The Orphanage
A refreshingly different choice of subject matter in a film by a relatively new talent.
The Afghan filmmaker Shahrbanoo Sadat is certainly not lacking in ambition. Her first full-length feature, 2016's Wolf and Sheep, a prizewinner at Cannes, was only the first in what is a projected series of five films drawing on the unpublished diaries of Anwar Hashimi. Her latest work, The Orphanage is in fact the second of these although it stands alone perfectly well. That is so despite the fact that the key figure here, the 15-year-old Qodrat (Qodratollah Qadiri), had also been central in the earlier film.
The opening scenes of The Orphanage finds Qodrat as a street boy in Kabul in 1989. His black market sales of cinema tickets at inflated prices to meet the huge demand lead to the boy being apprehended. At this time Afghanistan had a pro-Soviet government and Qodrat now finds himself placed in an orphanage in which one of the female teachers instructs them in Russian while some time later he and other inmates will be taken on a trip to visit a pioneer camp near Moscow.
Ably played by a non-professional cast, The Orphanage gains in impact through its authentic recreation of the tough life in the orphanage (some of the teenagers there are all too ready to bully and take advantage of others) and on account of being set during this particular phase of Afghanistan's history (the film's climax sees the Soviet withdrawal as the Islamist Mujahideen confront them).
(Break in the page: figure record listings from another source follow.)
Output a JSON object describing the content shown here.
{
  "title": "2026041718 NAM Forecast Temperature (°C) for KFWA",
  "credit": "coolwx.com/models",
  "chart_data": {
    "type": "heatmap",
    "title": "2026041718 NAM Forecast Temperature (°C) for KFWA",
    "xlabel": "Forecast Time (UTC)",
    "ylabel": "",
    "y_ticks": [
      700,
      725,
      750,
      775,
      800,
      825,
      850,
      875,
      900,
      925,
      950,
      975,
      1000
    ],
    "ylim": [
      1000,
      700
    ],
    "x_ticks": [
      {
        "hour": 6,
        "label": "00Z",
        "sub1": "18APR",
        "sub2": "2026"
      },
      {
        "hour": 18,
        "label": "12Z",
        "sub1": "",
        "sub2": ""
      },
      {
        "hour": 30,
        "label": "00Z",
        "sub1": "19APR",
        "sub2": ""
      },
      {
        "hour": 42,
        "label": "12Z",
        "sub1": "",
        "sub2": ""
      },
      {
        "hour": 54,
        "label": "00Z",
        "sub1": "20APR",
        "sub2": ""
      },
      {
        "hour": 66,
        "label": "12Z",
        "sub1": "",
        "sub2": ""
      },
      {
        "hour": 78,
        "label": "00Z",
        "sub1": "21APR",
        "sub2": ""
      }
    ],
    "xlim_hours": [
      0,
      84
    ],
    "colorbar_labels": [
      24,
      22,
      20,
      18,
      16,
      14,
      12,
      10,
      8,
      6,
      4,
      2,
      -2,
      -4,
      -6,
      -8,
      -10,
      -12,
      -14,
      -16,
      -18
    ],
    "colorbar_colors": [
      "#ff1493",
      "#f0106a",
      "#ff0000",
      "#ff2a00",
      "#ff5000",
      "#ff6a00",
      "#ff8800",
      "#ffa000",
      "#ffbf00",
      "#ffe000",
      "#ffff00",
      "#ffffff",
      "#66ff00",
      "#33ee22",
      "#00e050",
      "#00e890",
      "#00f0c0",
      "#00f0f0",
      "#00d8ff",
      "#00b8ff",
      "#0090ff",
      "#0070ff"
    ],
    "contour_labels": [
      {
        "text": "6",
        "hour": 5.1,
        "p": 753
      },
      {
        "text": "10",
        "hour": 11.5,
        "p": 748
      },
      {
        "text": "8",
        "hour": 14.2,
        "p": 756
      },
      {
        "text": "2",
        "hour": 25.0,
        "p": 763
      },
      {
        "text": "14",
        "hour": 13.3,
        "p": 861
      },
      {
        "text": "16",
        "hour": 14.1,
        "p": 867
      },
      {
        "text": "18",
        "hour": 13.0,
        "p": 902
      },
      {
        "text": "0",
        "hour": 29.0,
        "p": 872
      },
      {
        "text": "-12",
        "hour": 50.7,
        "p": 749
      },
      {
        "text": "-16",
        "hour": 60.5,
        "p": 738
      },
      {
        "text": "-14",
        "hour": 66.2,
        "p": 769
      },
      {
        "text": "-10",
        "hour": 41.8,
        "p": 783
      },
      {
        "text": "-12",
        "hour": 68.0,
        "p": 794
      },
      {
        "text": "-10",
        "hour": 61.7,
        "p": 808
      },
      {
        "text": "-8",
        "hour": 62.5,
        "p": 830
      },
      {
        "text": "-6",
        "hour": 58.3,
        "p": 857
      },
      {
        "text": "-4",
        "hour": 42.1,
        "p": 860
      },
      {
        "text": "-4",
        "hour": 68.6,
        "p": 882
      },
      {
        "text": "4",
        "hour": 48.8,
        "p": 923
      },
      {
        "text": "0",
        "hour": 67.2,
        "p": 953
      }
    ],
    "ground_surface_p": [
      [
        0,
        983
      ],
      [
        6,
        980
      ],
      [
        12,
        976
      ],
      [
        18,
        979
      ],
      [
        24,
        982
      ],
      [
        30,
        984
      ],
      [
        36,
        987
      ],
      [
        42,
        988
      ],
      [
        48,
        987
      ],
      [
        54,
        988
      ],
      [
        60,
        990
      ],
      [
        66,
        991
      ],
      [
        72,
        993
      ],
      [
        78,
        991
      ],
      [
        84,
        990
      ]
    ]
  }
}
In recreating this on film, Sadat, who is writer as well as director, creates a convincing picture but gives us a narrative that can seem episodic and somewhat inconsequential. That tendency is the more pronounced because, despite Qodrat taking screen centre, there are a whole range of other orphans portrayed each with stories of their own leading as the case may be to a tragic ending or to just retribution. It often feels piece-meal rather than cohering into a rich strong narrative, but it is never less than interesting.
However, there is another aspect of this film that renders it distinctive but which may divide opinion. Given young Qodrat's love of cinema, it is not too incongruous when some 25 minutes in the boy's fascination with a pretty girl in class leads into a brief dream fantasy of the two of them in the form of a musical number in the established Bollywood style. Although it occurs much earlier here, this is not entirely unlike the decision in 2009's Slumdog Millionaire to end the story of a boy from the slums with a feel-good music number. However, the background in The Orphanage is far more realistic than in that film. Consequently, when Sadat introduces two subsequent scenes with songs in more dramatic circumstances (the last one indeed accompanying the film's dramatic climax) the stylisation clashes as I see it with the realistic approach that otherwise sets the tone. Some may accept this more readily than I did, but there's no denying that The Orphanage is intriguingly out of the ordinary and one will certainly keep an eye on Shahrbanoo Sadat to see how the story moves forward to develop and complete the series.
Original title: Parwareshgah.
MANSEL STIMPSON
Cast: Qodratollah Qadiri, Hasibullah Rasooli, Masihullah Feraji, Ahmad Fayaz Oshani, Eshanullah Kharoti, Yama Yakmanesh, Sediqa Rasuli, Asadullah Kabiri, Nahid Yakmanesh, Anwar Hashimi.
Dir Shahrbanoo Sadat, Pro Katja Adomeit, Screenplay Shahrbanoo Sadat, Ph Virginie Surdej, Art Dir Bruno Duarte, Jan Hormann, Signa Köstler, Fabian Raith and Lorenz Vetter, Ed Alexandra Strauss, Costumes Anwar Hashimi.
Adomeit Films/La Fabfrica Nocturna Cinéma/Samsa Film/Wolf Pictures-MUBI.
90 mins. Denmark/Luxembourg/France/Germany/Afghanistan. 2019. Rel: 14 May 2020. Available on MUBI. No Cert.